Questo è il senso della scoperta condotta a Venezia, in qualche modo un’“opera prima” per l’università veneziana, che da sempre offre didattica e studi eccellenti in tante altre discipline, ma che in ambito di ricerca medica finora non si era particolarmente segnalata. È però anche vero che, da qualche anno in qua, la tradizionale attitudine dell’ateneo alla chimica industriale, complice anche la metamorfosi in corso nell’area industriale di Marghera, sta lasciando spazio a studi scientifici multidisciplinari, in particolare nel settore dei nanomateriali e della biologia. E la ricaduta, come in questo caso, riguarda l’ambito biomedicale. Dunque: quello attualmente in fase di brevetto è un nanomateriale in grado di innescare un “effetto domino” di radicali liberi capace di distruggere le cellule tumorali.
I radicali liberi, comunemente associati all’invecchiamento cellulare, possono infatti diventare degli alleati nella lotta contro il cancro. Il nanomateriale, a base di nitroprussiato di rame (CuNP), è stato testato in vitro sul carcinoma ovarico, mammario e sul glioblastoma (tumore del cervello e del sistema nervoso). Ora il team procede con le sperimentazioni in vivo per un suo futuro utilizzo nella terapia chemioterapica. I radicali liberi sono delle specie chimiche altamente reattive, capaci di interagire con differenti componenti cellulari danneggiandole irreversibilmente tramite delle reazioni a catena. I radicali liberi a base d’ossigeno (Ros) possono essere generati dall’incontro fra determinate specie metalliche, come il ferro o rame, e il perossido di idrogeno, comunemente noto come acqua ossigenata, prodotto dal normale metabolismo cellulare.

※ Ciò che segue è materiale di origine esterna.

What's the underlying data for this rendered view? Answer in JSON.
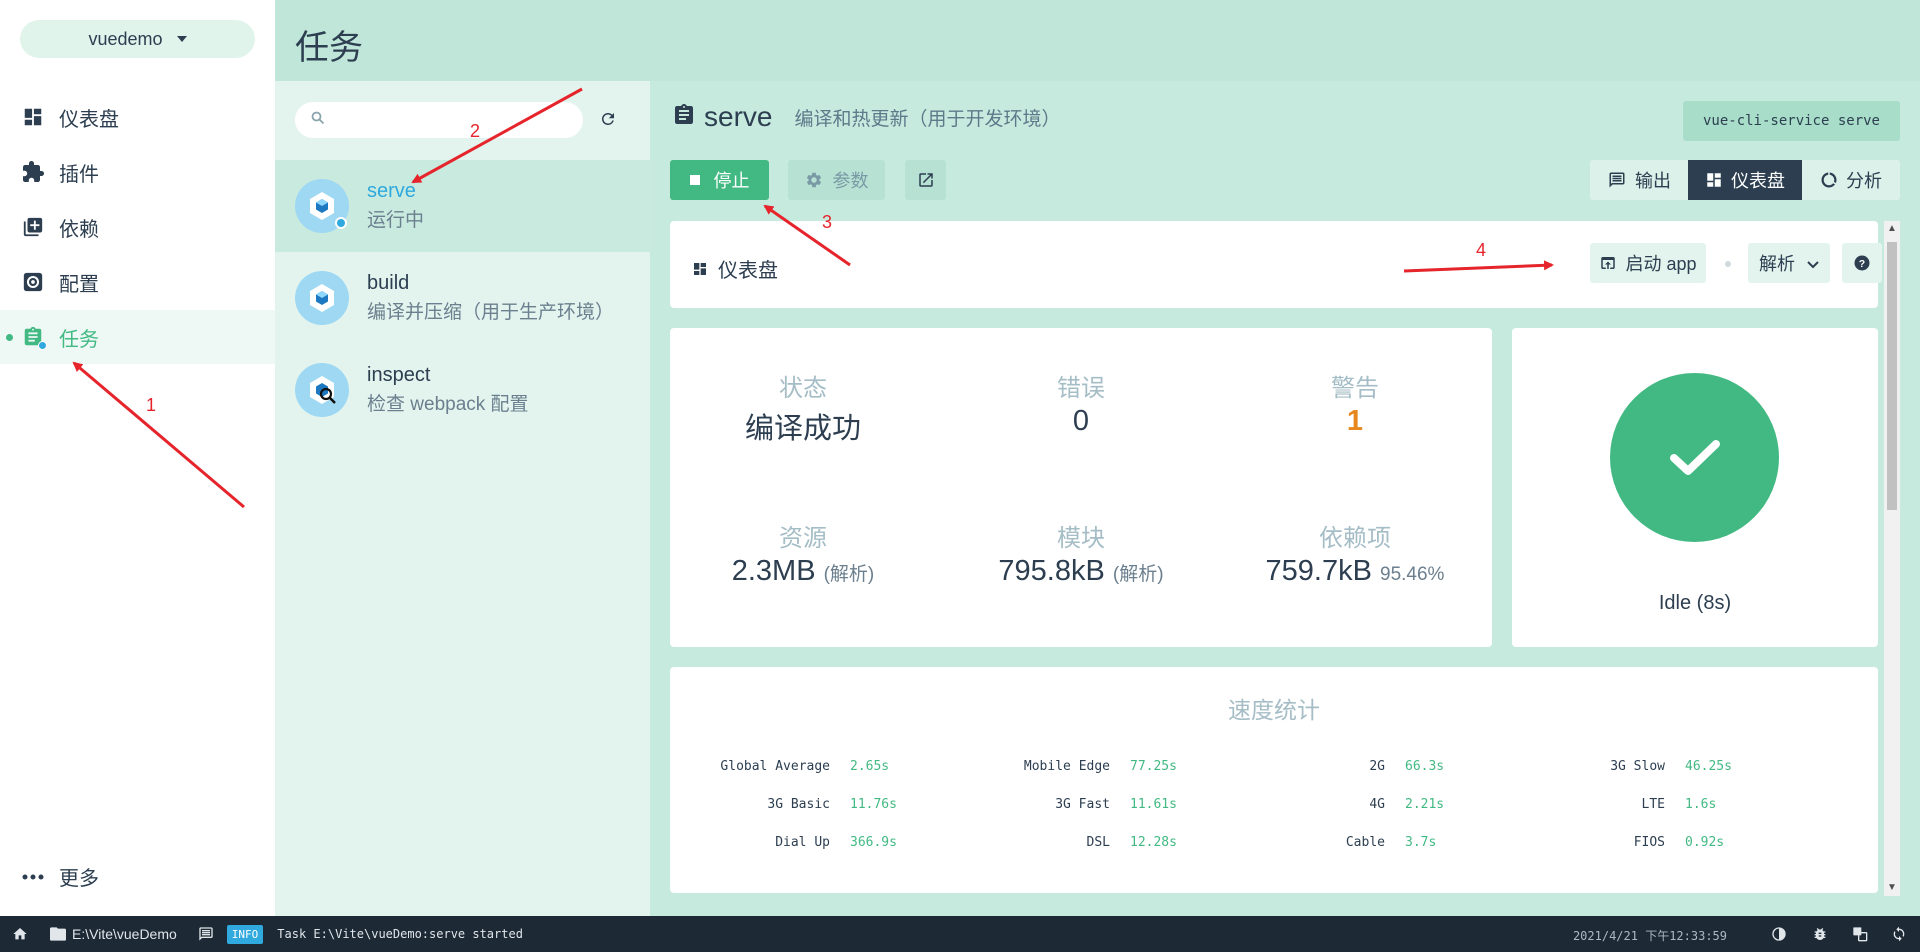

«Nel caso del nitroprussiato di rame – spiega Flavio Rizzolio, professore a Ca’ Foscari e coordinatore della ricerca – la generazione di questi radicali altamente tossici avviene prevalentemente all’interno del tumore, danneggiando irreversibilmente le cellule tumorali, lasciando invece intatte le cellule sane del nostro organismo».

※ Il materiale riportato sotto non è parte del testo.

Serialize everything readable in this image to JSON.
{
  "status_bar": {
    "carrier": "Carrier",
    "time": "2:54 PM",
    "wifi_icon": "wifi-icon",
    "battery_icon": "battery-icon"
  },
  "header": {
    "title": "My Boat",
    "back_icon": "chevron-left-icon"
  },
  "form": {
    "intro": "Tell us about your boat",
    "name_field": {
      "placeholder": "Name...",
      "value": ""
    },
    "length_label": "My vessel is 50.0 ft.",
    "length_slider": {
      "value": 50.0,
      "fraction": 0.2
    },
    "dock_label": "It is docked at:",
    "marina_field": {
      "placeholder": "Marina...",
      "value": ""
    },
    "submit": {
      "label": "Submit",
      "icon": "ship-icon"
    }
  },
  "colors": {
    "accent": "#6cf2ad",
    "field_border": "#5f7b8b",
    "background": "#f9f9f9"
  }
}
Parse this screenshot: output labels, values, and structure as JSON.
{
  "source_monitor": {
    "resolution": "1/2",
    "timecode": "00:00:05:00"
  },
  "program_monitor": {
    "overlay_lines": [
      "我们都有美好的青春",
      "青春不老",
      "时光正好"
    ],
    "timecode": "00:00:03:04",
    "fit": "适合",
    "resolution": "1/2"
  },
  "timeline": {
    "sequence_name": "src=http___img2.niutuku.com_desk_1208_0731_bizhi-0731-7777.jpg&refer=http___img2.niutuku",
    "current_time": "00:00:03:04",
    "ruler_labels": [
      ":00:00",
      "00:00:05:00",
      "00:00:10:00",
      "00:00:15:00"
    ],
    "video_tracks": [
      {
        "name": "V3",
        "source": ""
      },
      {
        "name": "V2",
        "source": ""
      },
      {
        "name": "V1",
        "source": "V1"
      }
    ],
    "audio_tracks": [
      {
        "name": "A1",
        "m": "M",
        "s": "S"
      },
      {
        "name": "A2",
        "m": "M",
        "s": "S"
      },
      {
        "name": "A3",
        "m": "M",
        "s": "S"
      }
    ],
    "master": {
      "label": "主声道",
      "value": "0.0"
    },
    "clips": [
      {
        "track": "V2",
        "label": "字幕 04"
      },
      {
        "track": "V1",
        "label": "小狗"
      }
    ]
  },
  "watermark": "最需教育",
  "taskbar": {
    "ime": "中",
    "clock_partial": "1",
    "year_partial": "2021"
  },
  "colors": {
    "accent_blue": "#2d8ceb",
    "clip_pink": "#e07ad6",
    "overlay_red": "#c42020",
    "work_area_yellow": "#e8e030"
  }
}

L’innovazione, studiata nei laboratori di Ca’ Foscari e Cro di Aviano, supera un limite importante di una delle tecniche più promettenti per il trattamento dei tumori, la terapia chemodinamica, che ha per obiettivo l’eliminazione dei tumori in modo mirato, sfruttando l’interazione fra un catalizzatore metallico e il perossido di idrogeno normalmente presente in elevate quantità nelle cellule tumorali. Tuttavia, fino ad oggi i nanomateriali in grado di generare radicali liberi a base d’ossigeno (Ros) richiedevano sistemi ausiliari per essere funzionanti. Mancava l’innesco, insomma, o era poco efficiente.

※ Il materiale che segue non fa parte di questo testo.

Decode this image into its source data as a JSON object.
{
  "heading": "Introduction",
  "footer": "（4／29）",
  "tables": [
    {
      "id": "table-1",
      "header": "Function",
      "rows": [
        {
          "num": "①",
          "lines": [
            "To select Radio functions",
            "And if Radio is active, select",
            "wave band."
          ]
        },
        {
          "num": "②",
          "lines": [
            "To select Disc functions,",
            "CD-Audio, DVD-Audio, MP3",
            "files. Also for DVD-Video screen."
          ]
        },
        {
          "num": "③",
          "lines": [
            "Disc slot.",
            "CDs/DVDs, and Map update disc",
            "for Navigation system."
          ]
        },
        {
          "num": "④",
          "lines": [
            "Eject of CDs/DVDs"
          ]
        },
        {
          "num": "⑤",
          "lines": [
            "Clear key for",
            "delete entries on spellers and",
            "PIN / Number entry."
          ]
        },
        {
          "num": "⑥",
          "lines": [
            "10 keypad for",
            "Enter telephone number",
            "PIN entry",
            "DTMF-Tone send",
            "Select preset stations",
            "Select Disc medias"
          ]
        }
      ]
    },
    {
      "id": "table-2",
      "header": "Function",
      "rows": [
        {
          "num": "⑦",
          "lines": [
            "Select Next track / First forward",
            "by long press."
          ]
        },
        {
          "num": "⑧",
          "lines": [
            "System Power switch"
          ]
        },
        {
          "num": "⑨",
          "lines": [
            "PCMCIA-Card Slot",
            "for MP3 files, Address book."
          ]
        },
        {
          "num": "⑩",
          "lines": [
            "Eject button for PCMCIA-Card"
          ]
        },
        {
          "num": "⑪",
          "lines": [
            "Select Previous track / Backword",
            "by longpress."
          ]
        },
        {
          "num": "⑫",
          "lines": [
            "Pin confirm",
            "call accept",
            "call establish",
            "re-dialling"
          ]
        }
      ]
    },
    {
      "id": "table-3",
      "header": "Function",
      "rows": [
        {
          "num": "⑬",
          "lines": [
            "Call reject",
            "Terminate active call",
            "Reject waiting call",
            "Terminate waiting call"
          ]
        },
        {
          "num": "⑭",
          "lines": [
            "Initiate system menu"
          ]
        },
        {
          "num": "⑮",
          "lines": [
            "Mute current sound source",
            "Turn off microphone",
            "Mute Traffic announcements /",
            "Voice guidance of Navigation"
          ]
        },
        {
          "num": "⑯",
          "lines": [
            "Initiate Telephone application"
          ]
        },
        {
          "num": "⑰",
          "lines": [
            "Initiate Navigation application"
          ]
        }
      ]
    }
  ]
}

«L’intuizione – spiega Rizzolio, che ha lavorato insieme a Muhammad Adeel e Kanwal AsifIl per Ca’ Foscari e Vincenzo Canzonieri per il Cro di Aviano – è stata quella di mettere più metalli assieme per aumentare l’efficienza della reazione». Tutto ciò in forma di nanoparticelle, «che hanno la capacità di accumularsi nei tumori perché i tumori, quando crescono in volume, producono vasi sanguigni “malfatti”, dentro i quali possono entrare e annidarsi alcune nanoparticelle». Insomma: l’idea del team di Ca’ Foscari è stata quella di sfruttare le maglie allargate del setaccio per fare infiltrare chi è in grado di combattere il cancro.